Below is how you can do it easily in the Python language, step by step.

<Steps>
  <Step title="Initiate a Search">
    ```python theme={null}
    import requests
    import time

    # Replace this with your actual API key
    api_key = "YOUR_API_KEY"

    # API base URL
    api_host = "web-scraping-api2.p.rapidapi.com"

    def initiate_search():
        url = f"https://{api_host}/search-leads"
        payload = {
            "geo_codes": [103644278],  # United States
            "title_keywords": ["Owner", "Founder", "Director"],
            "industry_codes": [4],  # Software Development
            "company_headcounts": ["11-50", "51-200"],
            "limit": 50 #set max number of results to be scraped
        }
        headers = {
            "x-rapidapi-key": api_key,
            "Content-Type": "application/json"
        }

        response = requests.post(url, json=payload, headers=headers)
        response_data = response.json()
        print("Initiate Search Response:", response_data)
        return response_data.get("request_id")
    ```
  </Step>

  <Step title="Check Search Progress">
    ```python theme={null}
    def check_search_status(request_id):
        url = f"https://{api_host}/check-search-status"
        querystring = {"request_id": request_id}
        headers = {
            "x-rapidapi-key": api_key
        }

        response = requests.get(url, headers=headers, params=querystring)
        response_data = response.json()
        print("Check Search Status Response:", response_data)
        return response_data.get("status") #pending, processing, or done


    ```
  </Step>

  <Step title="Retrieve Search Results">
    ```python theme={null}
    def get_search_results(request_id):
        url = f"https://{api_host}/get-search-results"
        headers = {
            "x-rapidapi-key": api_key
        }

        all_results = []
        page = 1

        while True:
            querystring = {"request_id": request_id, "page": page}
            response = requests.get(url, headers=headers, params=querystring)
            response_data = response.json()

            if response_data.get("data"):
                all_results.extend(response_data.get("data"))
                page += 1
            else:
                #no more results
                break

        return all_results

    ```
  </Step>

  <Step title="Put All Together">
    ```python theme={null}
    def main():
        # initiate search
        request_id = initiate_search()
        if not request_id:
            print("Failed to initiate search")
            return

        # monitor search progress
        while True:
            status = check_search_status(request_id)
            if status == "done":
                #search completed
                break
            #sleep for a while    
            time.sleep(30)

        # ready to fetch results
        results = get_search_results(request_id)
        print(f"Total Results Fetched: {len(results)}")
        print("Results:", results)

    if __name__ == "__main__":
        main()
    ```
  </Step>
</Steps>

## Prerequisites

Before running the script, ensure you have:

1. At least a **PRO** plan to use the search feature.
2. Python installed on your system.
3. The requests library installed.
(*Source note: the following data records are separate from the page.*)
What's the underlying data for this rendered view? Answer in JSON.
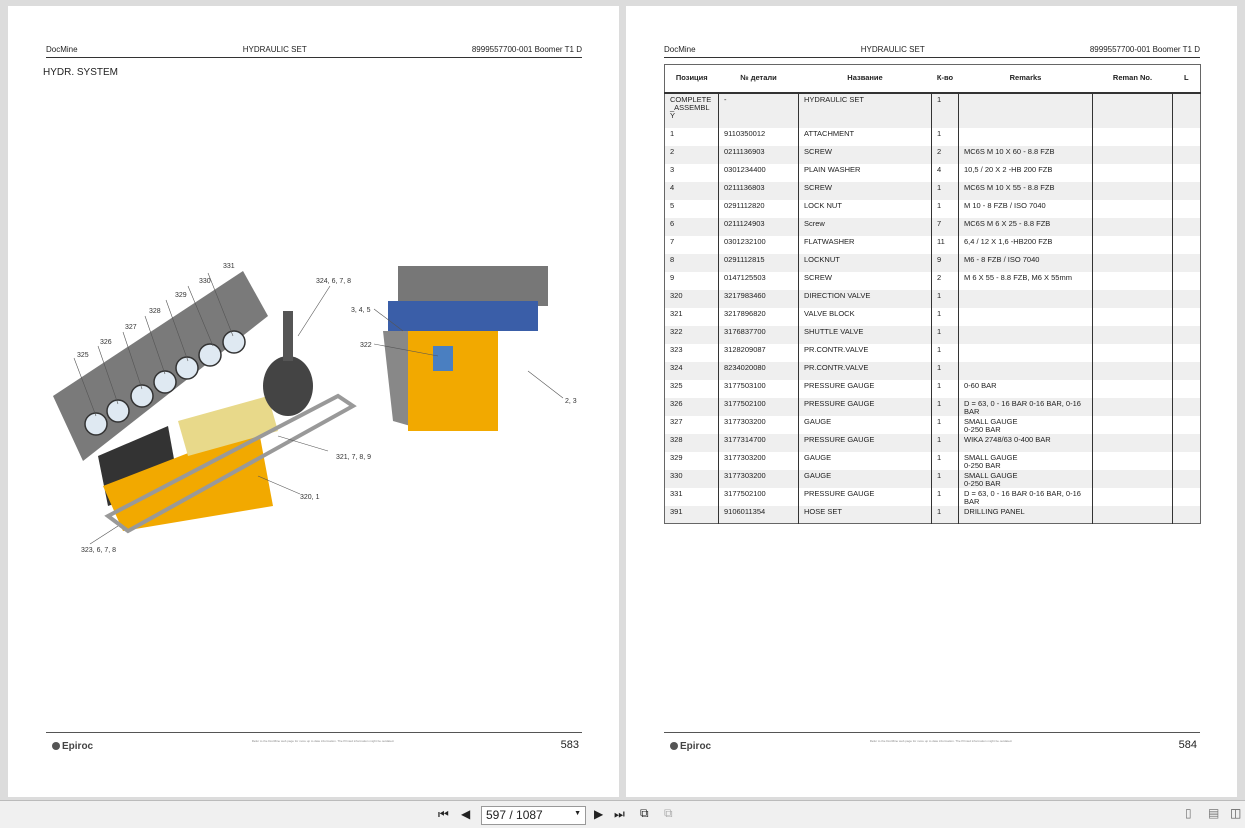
{
  "pages": [
    {
      "header_left": "DocMine",
      "header_center": "HYDRAULIC SET",
      "header_right": "8999557700-001 Boomer T1 D",
      "title": "HYDR. SYSTEM",
      "logo": "Epiroc",
      "footer_note": "Refer to the DocMine web page for more up to date information. The Printed information might be outdated.",
      "page_number": "583"
    },
    {
      "header_left": "DocMine",
      "header_center": "HYDRAULIC SET",
      "header_right": "8999557700-001 Boomer T1 D",
      "logo": "Epiroc",
      "footer_note": "Refer to the DocMine web page for more up to date information. The Printed information might be outdated.",
      "page_number": "584"
    }
  ],
  "callouts": [
    "331",
    "330",
    "329",
    "328",
    "327",
    "326",
    "325",
    "324, 6, 7, 8",
    "3, 4, 5",
    "322",
    "2, 3",
    "321, 7, 8, 9",
    "320, 1",
    "323, 6, 7, 8"
  ],
  "table": {
    "columns": [
      "Позиция",
      "№ детали",
      "Название",
      "К-во",
      "Remarks",
      "Reman No.",
      "L"
    ],
    "rows": [
      [
        "COMPLETE_ASSEMBLY",
        "-",
        "HYDRAULIC SET",
        "1",
        "",
        "",
        ""
      ],
      [
        "1",
        "9110350012",
        "ATTACHMENT",
        "1",
        "",
        "",
        ""
      ],
      [
        "2",
        "0211136903",
        "SCREW",
        "2",
        "MC6S M 10 X 60 - 8.8 FZB",
        "",
        ""
      ],
      [
        "3",
        "0301234400",
        "PLAIN WASHER",
        "4",
        "10,5 / 20 X 2 -HB 200 FZB",
        "",
        ""
      ],
      [
        "4",
        "0211136803",
        "SCREW",
        "1",
        "MC6S M 10 X 55 - 8.8 FZB",
        "",
        ""
      ],
      [
        "5",
        "0291112820",
        "LOCK NUT",
        "1",
        "M 10 - 8 FZB / ISO 7040",
        "",
        ""
      ],
      [
        "6",
        "0211124903",
        "Screw",
        "7",
        "MC6S M 6 X 25 - 8.8 FZB",
        "",
        ""
      ],
      [
        "7",
        "0301232100",
        "FLATWASHER",
        "11",
        "6,4 / 12 X 1,6 -HB200 FZB",
        "",
        ""
      ],
      [
        "8",
        "0291112815",
        "LOCKNUT",
        "9",
        "M6 - 8 FZB / ISO 7040",
        "",
        ""
      ],
      [
        "9",
        "0147125503",
        "SCREW",
        "2",
        "M 6 X 55 - 8.8 FZB, M6 X 55mm",
        "",
        ""
      ],
      [
        "320",
        "3217983460",
        "DIRECTION VALVE",
        "1",
        "",
        "",
        ""
      ],
      [
        "321",
        "3217896820",
        "VALVE BLOCK",
        "1",
        "",
        "",
        ""
      ],
      [
        "322",
        "3176837700",
        "SHUTTLE VALVE",
        "1",
        "",
        "",
        ""
      ],
      [
        "323",
        "3128209087",
        "PR.CONTR.VALVE",
        "1",
        "",
        "",
        ""
      ],
      [
        "324",
        "8234020080",
        "PR.CONTR.VALVE",
        "1",
        "",
        "",
        ""
      ],
      [
        "325",
        "3177503100",
        "PRESSURE GAUGE",
        "1",
        "0-60 BAR",
        "",
        ""
      ],
      [
        "326",
        "3177502100",
        "PRESSURE GAUGE",
        "1",
        "D = 63, 0 - 16 BAR  0-16 BAR, 0-16 BAR",
        "",
        ""
      ],
      [
        "327",
        "3177303200",
        "GAUGE",
        "1",
        "SMALL GAUGE\n0-250 BAR",
        "",
        ""
      ],
      [
        "328",
        "3177314700",
        "PRESSURE GAUGE",
        "1",
        "WIKA 2748/63 0-400 BAR",
        "",
        ""
      ],
      [
        "329",
        "3177303200",
        "GAUGE",
        "1",
        "SMALL GAUGE\n0-250 BAR",
        "",
        ""
      ],
      [
        "330",
        "3177303200",
        "GAUGE",
        "1",
        "SMALL GAUGE\n0-250 BAR",
        "",
        ""
      ],
      [
        "331",
        "3177502100",
        "PRESSURE GAUGE",
        "1",
        "D = 63, 0 - 16 BAR  0-16 BAR, 0-16 BAR",
        "",
        ""
      ],
      [
        "391",
        "9106011354",
        "HOSE SET",
        "1",
        "DRILLING PANEL",
        "",
        ""
      ]
    ]
  },
  "toolbar": {
    "page_field": "597 / 1087"
  }
}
You can install it using:

```bash theme={null}
pip install requests
```

## How much does it cost?

Each stage of the search process costs a different number of credits:

1. **Search initiation**: 50 credits. Even if the search returns no results you’ll be charged 50 credits.

2. **Status monitoring**: free of charge. You can check it as frequently as needed until the job is complete.

3. **Result fetching**: each result costs 1 credits.

For example, if your search yields 1,000 results, the total credit cost would be:

50 credits + (1\*1000 credits) = **1050** credits.